Throughout her research, Jan was influenced and in frequent contact with a variety of well-known academics and government officials including:
- John Acorn at the University of Alberta
- Greg Pohl at Canada Forestry
- Jason Dombrowsky, Curator at the Cornell University Museum
- Chris Schmidt at Agriculture Canada in Guelph
- Robin Leech of the Entomological Society of Alberta
Jan has been active in a variety of organizations including:
- Alberta Lepidopterist Guild
- Entomological Society of Alberta
- Monarch Watch
- Monarch Health
- Coleopterists Society
In 2009, Jan won the prestigious Frederick S. Carr award from the Entomological Society of Alberta. As indicated on that society’s website, Jan, known as the ‘caterpillar lady’ for her work in raising caterpillars, is recognized as an expert who is willing to share expertise with others and ‘has contributed many new and unusual records of Alberta insects to other researchers’. Because Jan’s current health does not permit her to travel or attend indoor meetings, the Alberta Lepidopterist Guild held its 2019 yearly campout in Medicine Hat so that members of that society could meet her. She has had special visits from other entomologists including Jason Dombrowski, curator at Cornell University, and Matthias Buck, assistant curator at the Royal Alberta Museum.
In terms of publications, some of Jan’s research has been included in the 2010 ‘Zoo Keys’ book titled ‘Annotated List of the Lepidoptera of Alberta, Canada’. Jan also hopes to publish her work on the Insects of Medicine Hat and the molting stages of caterpillars. In addition to a moth collection donated to the GN Interpretive Program, Jan has arranged to make major donations of her moth specimens to the Strickland museum and bees and wasp specimens to the Royal Alberta Museum.
More locally, Jan has made many GN contributions through her interactions with the Club and the Interpretive Program. In addition to her donation of moth specimens, she published a series of articles on moths in the Chronicle, gave many presentations on moths, butterflies and caterpillars, lead butterfly walks and wrote reports to assist the Interpretive Program staff. Within the city, she provided assistance to the Medicine Hat & District Horticultural Society and to the Windmill Butterfly House. She also gave presentations at the Esplanade as part of an exhibition on butterflies and at the first Medicine Hat Pecha Kucha Night event. GN members and staff who helped Jan collect samples could not help but being fascinated and motivated by her knowledge and passion.
Jan’s research often came with interesting and humourous situations. For example, her efforts to attract and collect moths sometimes caught the attention of the local police force such as when she and ‘co-conspirators’ poured liquor on trees to attract moths in the middle of the night at Police Point or when she extended her net with a long pole to capture moths at night near the lights at the top of the Safeway building.

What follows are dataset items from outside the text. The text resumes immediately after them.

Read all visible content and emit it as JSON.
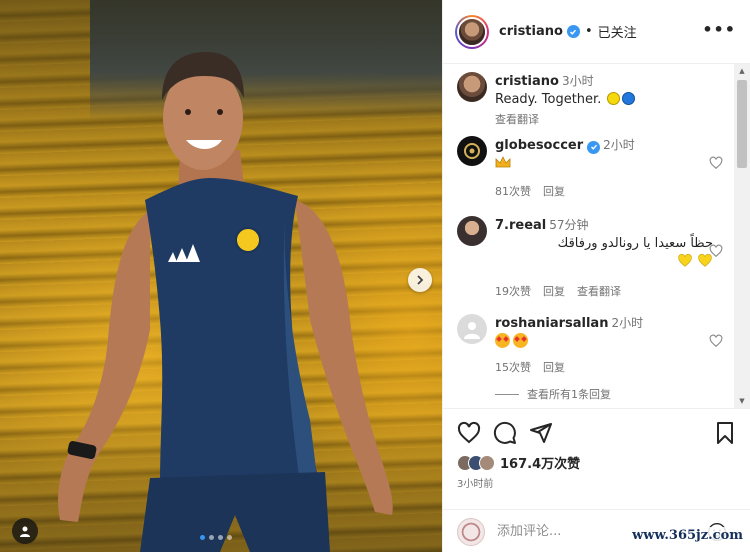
{
  "post": {
    "username": "cristiano",
    "separator": "•",
    "follow_status": "已关注",
    "more_label": "•••",
    "carousel": {
      "slide_count": 4,
      "active_slide": 1
    }
  },
  "colors": {
    "verified": "#3897f0",
    "meta_gray": "#737373",
    "active_dot": "#3897f0"
  },
  "comments": [
    {
      "user": "cristiano",
      "time": "3小时",
      "text": "Ready. Together.",
      "emojis": [
        "yellow-circle",
        "blue-circle"
      ],
      "translate": "查看翻译"
    },
    {
      "user": "globesoccer",
      "time": "2小时",
      "text": "",
      "emojis": [
        "crown"
      ],
      "likes": "81次赞",
      "reply": "回复"
    },
    {
      "user": "7.reeal",
      "time": "57分钟",
      "text": "حظاً سعيدا يا رونالدو ورفاقك",
      "emojis": [
        "yellow-heart",
        "yellow-heart"
      ],
      "likes": "19次赞",
      "reply": "回复",
      "translate": "查看翻译"
    },
    {
      "user": "roshaniarsallan",
      "time": "2小时",
      "text": "",
      "emojis": [
        "star-struck",
        "star-struck"
      ],
      "likes": "15次赞",
      "reply": "回复"
    }
  ],
  "view_replies": "查看所有1条回复",
  "likes_total": "167.4万次赞",
  "posted_ago": "3小时前",
  "comment_input": {
    "placeholder": "添加评论..."
  },
  "watermark": "www.365jz.com"
}
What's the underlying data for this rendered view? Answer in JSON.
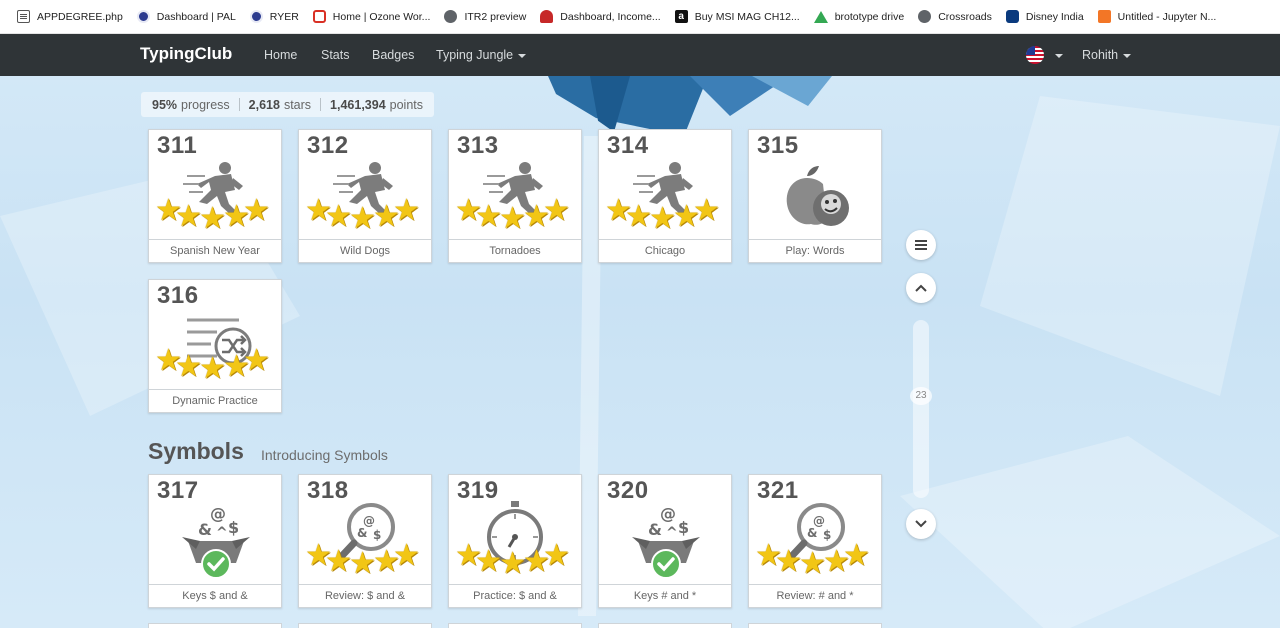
{
  "bookmarks": [
    {
      "label": "APPDEGREE.php",
      "icon": "doc-icon"
    },
    {
      "label": "Dashboard | PAL",
      "icon": "ring-icon"
    },
    {
      "label": "RYER",
      "icon": "ring-icon"
    },
    {
      "label": "Home | Ozone Wor...",
      "icon": "square-icon"
    },
    {
      "label": "ITR2 preview",
      "icon": "globe-icon"
    },
    {
      "label": "Dashboard, Income...",
      "icon": "oz-icon"
    },
    {
      "label": "Buy MSI MAG CH12...",
      "icon": "amazon-icon"
    },
    {
      "label": "brototype drive",
      "icon": "drive-icon"
    },
    {
      "label": "Crossroads",
      "icon": "globe-icon"
    },
    {
      "label": "Disney India",
      "icon": "disney-icon"
    },
    {
      "label": "Untitled - Jupyter N...",
      "icon": "jupyter-icon"
    }
  ],
  "navbar": {
    "brand": "TypingClub",
    "links": [
      "Home",
      "Stats",
      "Badges",
      "Typing Jungle"
    ],
    "user": "Rohith"
  },
  "progress": {
    "percent": "95%",
    "percent_label": "progress",
    "stars": "2,618",
    "stars_label": "stars",
    "points": "1,461,394",
    "points_label": "points"
  },
  "lessons": [
    {
      "num": "311",
      "title": "Spanish New Year",
      "icon": "runner-icon",
      "stars": 5
    },
    {
      "num": "312",
      "title": "Wild Dogs",
      "icon": "runner-icon",
      "stars": 5
    },
    {
      "num": "313",
      "title": "Tornadoes",
      "icon": "runner-icon",
      "stars": 5
    },
    {
      "num": "314",
      "title": "Chicago",
      "icon": "runner-icon",
      "stars": 5
    },
    {
      "num": "315",
      "title": "Play: Words",
      "icon": "apple-game-icon",
      "stars": 0
    },
    {
      "num": "316",
      "title": "Dynamic Practice",
      "icon": "shuffle-list-icon",
      "stars": 5
    }
  ],
  "section": {
    "title": "Symbols",
    "subtitle": "Introducing Symbols"
  },
  "symbol_lessons": [
    {
      "num": "317",
      "title": "Keys $ and &",
      "icon": "symbol-box-check-icon",
      "stars": 0
    },
    {
      "num": "318",
      "title": "Review: $ and &",
      "icon": "magnifier-symbols-icon",
      "stars": 5
    },
    {
      "num": "319",
      "title": "Practice: $ and &",
      "icon": "stopwatch-icon",
      "stars": 5
    },
    {
      "num": "320",
      "title": "Keys # and *",
      "icon": "symbol-box-check-icon",
      "stars": 0
    },
    {
      "num": "321",
      "title": "Review: # and *",
      "icon": "magnifier-symbols-icon",
      "stars": 5
    }
  ],
  "scroll": {
    "label": "23"
  }
}
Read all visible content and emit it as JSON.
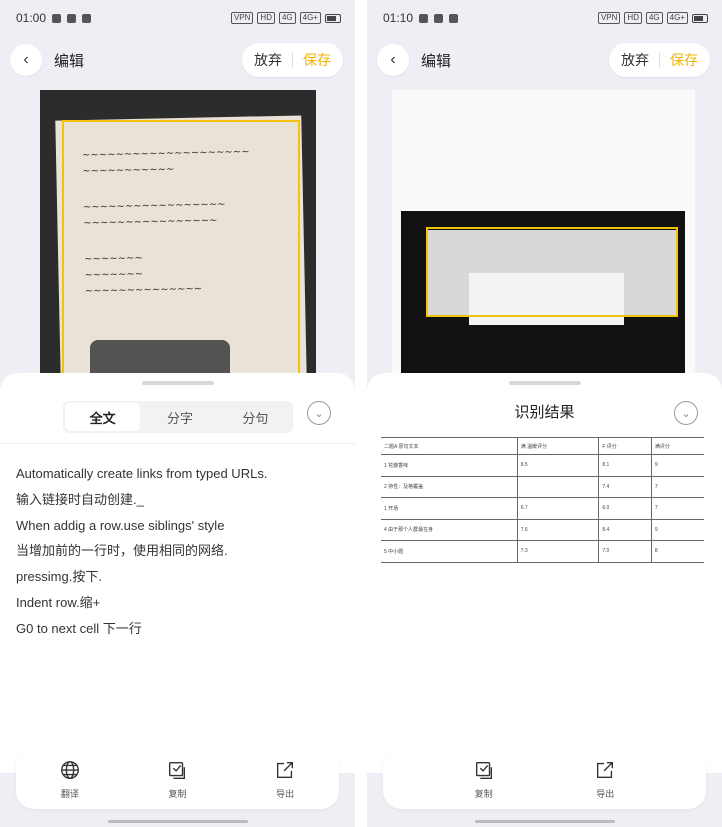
{
  "left": {
    "status": {
      "time": "01:00"
    },
    "header": {
      "title": "编辑",
      "discard": "放弃",
      "save": "保存"
    },
    "tabs": [
      "全文",
      "分字",
      "分句"
    ],
    "ocr_lines": [
      "Automatically create links from typed URLs.",
      "输入链接时自动创建._",
      "When addig a row.use siblings' style",
      "当增加前的一行时，使用相同的网络.",
      "pressimg.按下.",
      "Indent row.缩+",
      "G0 to next cell 下一行"
    ],
    "toolbar": {
      "translate": "翻译",
      "copy": "复制",
      "export": "导出"
    }
  },
  "right": {
    "status": {
      "time": "01:10"
    },
    "header": {
      "title": "编辑",
      "discard": "放弃",
      "save": "保存"
    },
    "sheet_title": "识别结果",
    "table_rows": [
      [
        "二题A 原句文本",
        "满 温暖评分",
        "F 评分",
        "满评分"
      ],
      [
        "1 花瓣香味",
        "8.5",
        "8.1",
        "9"
      ],
      [
        "2 持性：及格覆盖",
        "",
        "7.4",
        "7"
      ],
      [
        "1 开场",
        "6.7",
        "6.0",
        "7"
      ],
      [
        "4 由于那个人群最在身",
        "7.6",
        "8.4",
        "9"
      ],
      [
        "5 中小题",
        "7.3",
        "7.0",
        "8"
      ]
    ],
    "toolbar": {
      "copy": "复制",
      "export": "导出"
    }
  },
  "colors": {
    "accent": "#f0b400",
    "crop": "#f4c20d"
  }
}
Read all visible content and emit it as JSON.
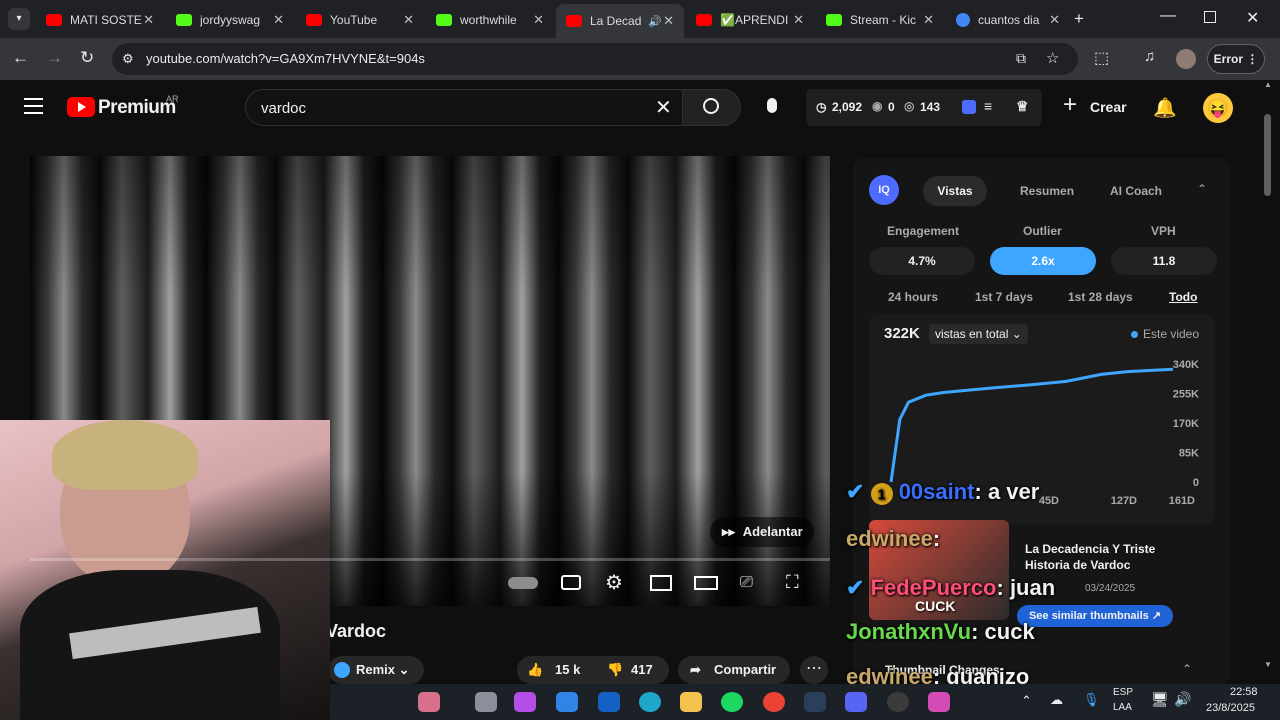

As indicated on the Carr award section of the Entomological Society of Alberta website, ‘Jan Scott, of Medicine Hat, is an amateur in the purest sense; she does not have formal training in entomology, and is not employed in entomology, but pursues it purely out of personal interest … Now that she has become an expert in her own right, Jan freely shares that expertise with others in southeastern Alberta’. The fact that, as an amateur, Jan was able to gain the respect and recognition of professional entomologists, including academics and curators, is a tribute to her pure passion, unrelenting quest for knowledge and her generous sharing of information and expertise with both entomologists and the general public. For all these reasons, GN is pleased and honoured to present Jan with its Life-time Membership award.